Olivine is a gemstone that is forged from the eruptions of volcanoes. The color of this interesting stone ranges from yellowish green to dark lime-green. The lighter shades of green olivine are the most desired for use in jewelry.
The Hawaiian Islands
The Hawaiian Islands have some unique, naturally formed swimming areas. There are encrustations of olivine surrounding these swimming holes. These unique pools can be found on a lava shelf that rests along the coastline of Maui. The sandy beaches there are packed with tiny grains of olivine, giving the sand a rather exotic appearance.
In ancient times, the Hawaiians may have believed that the olivine pools were the tears of their goddess and perhaps felt that bathing in them would cure illnesses. Today people come from all over the world to visit and bathe in the olivine pools.
In addition to being discovered in such an exotic port, olivine has also been found on the moon and as far away as the planet Mars. It has also been found traveling on an asteroid called Itokawa and in some small meteorite pieces that managed to survive entry into our atmosphere. The Stardust spacecraft has verified that samples of this gem were found in the tail of a comet.
Olivine in the U.S.
While olivine is still mined to this day on Zabargad Island, it can also be found in places across the US. Peridot Mesa, which is on the San Carlos Apache Indian Reservation in Arizona, is one area where olivine is found. The stone is mined by the Native Americans there.
There are several locations throughout New Mexico where olivine can be found. There are deposits in the Buell Park area, which is located in McKinley County. There are also deposits in Kilbourne Hole and Potrillo Mar, which are both near the Mexican border. Though there is no commercial production of olivine from any of the sites in New Mexico, they are open to rock-hunters who are interested and wish to gather materials for their own use.
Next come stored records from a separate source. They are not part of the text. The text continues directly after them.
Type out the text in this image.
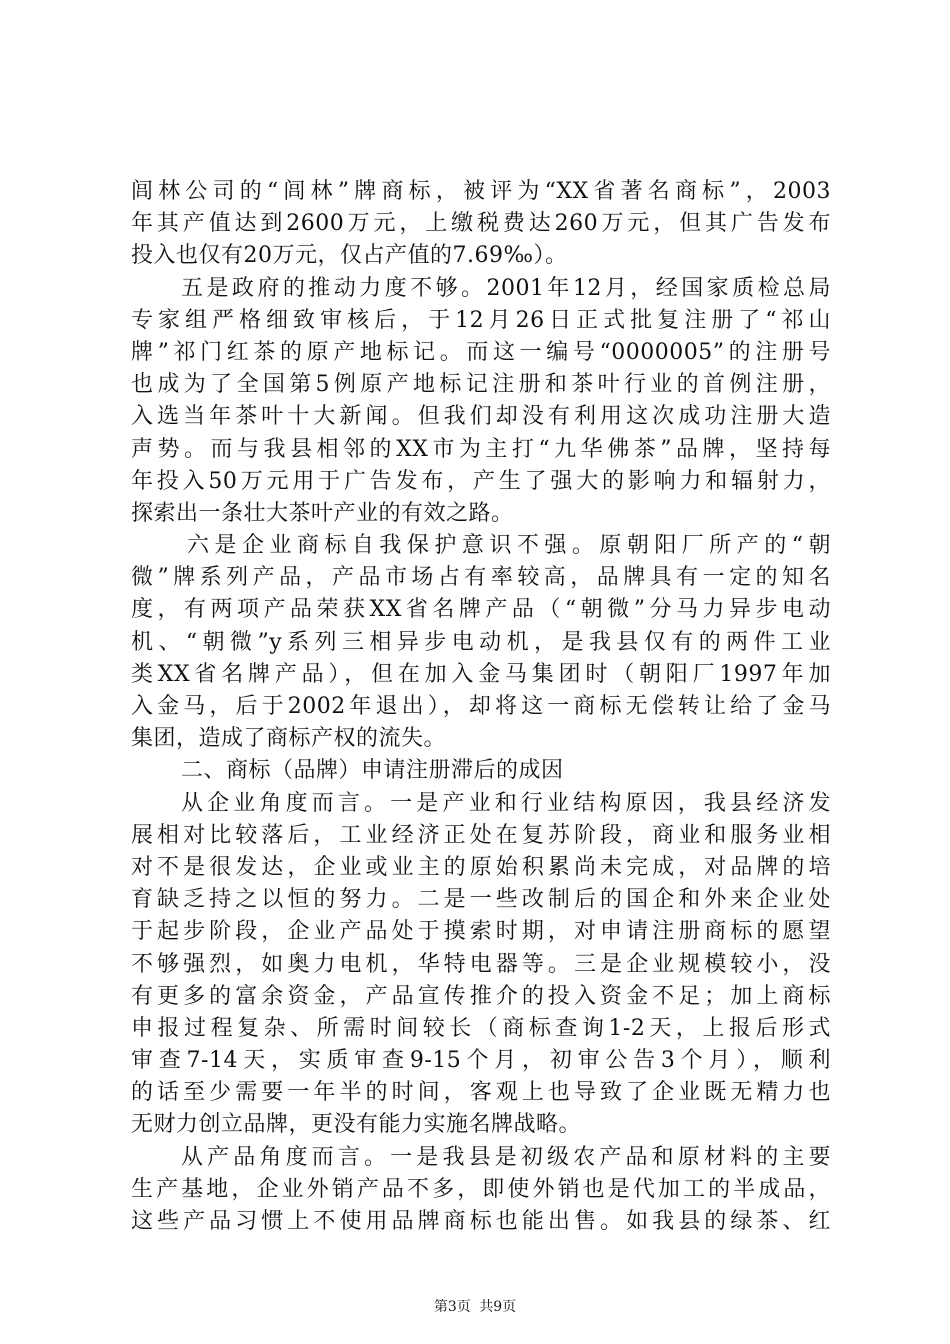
闾林公司的“闾林”牌商标，被评为“XX省著名商标”，2003
年其产值达到2600万元，上缴税费达260万元，但其广告发布
投入也仅有20万元，仅占产值的7.69‰）。
五是政府的推动力度不够。2001年12月，经国家质检总局
专家组严格细致审核后，于12月26日正式批复注册了“祁山
牌”祁门红茶的原产地标记。而这一编号“0000005”的注册号
也成为了全国第5例原产地标记注册和茶叶行业的首例注册，
入选当年茶叶十大新闻。但我们却没有利用这次成功注册大造
声势。而与我县相邻的XX市为主打“九华佛茶”品牌，坚持每
年投入50万元用于广告发布，产生了强大的影响力和辐射力，
探索出一条壮大茶叶产业的有效之路。
六是企业商标自我保护意识不强。原朝阳厂所产的“朝
微”牌系列产品，产品市场占有率较高，品牌具有一定的知名
度，有两项产品荣获XX省名牌产品（“朝微”分马力异步电动
机、“朝微”y系列三相异步电动机，是我县仅有的两件工业
类XX省名牌产品），但在加入金马集团时（朝阳厂1997年加
入金马，后于2002年退出），却将这一商标无偿转让给了金马
集团，造成了商标产权的流失。
二、商标（品牌）申请注册滞后的成因
从企业角度而言。一是产业和行业结构原因，我县经济发
展相对比较落后，工业经济正处在复苏阶段，商业和服务业相
对不是很发达，企业或业主的原始积累尚未完成，对品牌的培
育缺乏持之以恒的努力。二是一些改制后的国企和外来企业处
于起步阶段，企业产品处于摸索时期，对申请注册商标的愿望
不够强烈，如奥力电机，华特电器等。三是企业规模较小，没
有更多的富余资金，产品宣传推介的投入资金不足；加上商标
申报过程复杂、所需时间较长（商标查询1-2天，上报后形式
审查7-14天，实质审查9-15个月，初审公告3个月），顺利
的话至少需要一年半的时间，客观上也导致了企业既无精力也
无财力创立品牌，更没有能力实施名牌战略。
从产品角度而言。一是我县是初级农产品和原材料的主要
生产基地，企业外销产品不多，即使外销也是代加工的半成品，
这些产品习惯上不使用品牌商标也能出售。如我县的绿茶、红
第3页 共9页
The French word for olivine is peridot. Ancient olivine most likely came from the Red Sea island of St. John.
The first source of olivine was discovered on the Egyptian island Zabargad. The stone became so popular over the years that a Roman historian wrote about it in year 50 AD. At that time, the Egyptians had already been mining it for thousands of years.
The Greeks called the island where the stone was mined “Topazios”. The Romans called olivine the evening emerald because it shone more vividly at night by lamplight. During The Middle Ages, olivine was brought back from Egypt by the Crusaders. It was then that the Europeans began to take an interest in this stone.
Olivine, or peridot, as it is more commonly known, is considered the birthstone for those born in August.
Olivine gemstones have been used for thousands of years. It was believed that this stone brings power, influence, prosperity and happiness to its wearer. It was also used for medicinal purposes and believed to slow the aging process.
Olivine is still just as popular for use in jewelry today as it was in ancient times. It has excellent thermal shock properties and is used in lithium ion batteries.
What to Look For in Olivine Gems
Look for gems where the color is distributed evenly through the entire stone. Vivid lime-green olivine is the most popular color, so it may be the hardest to locate.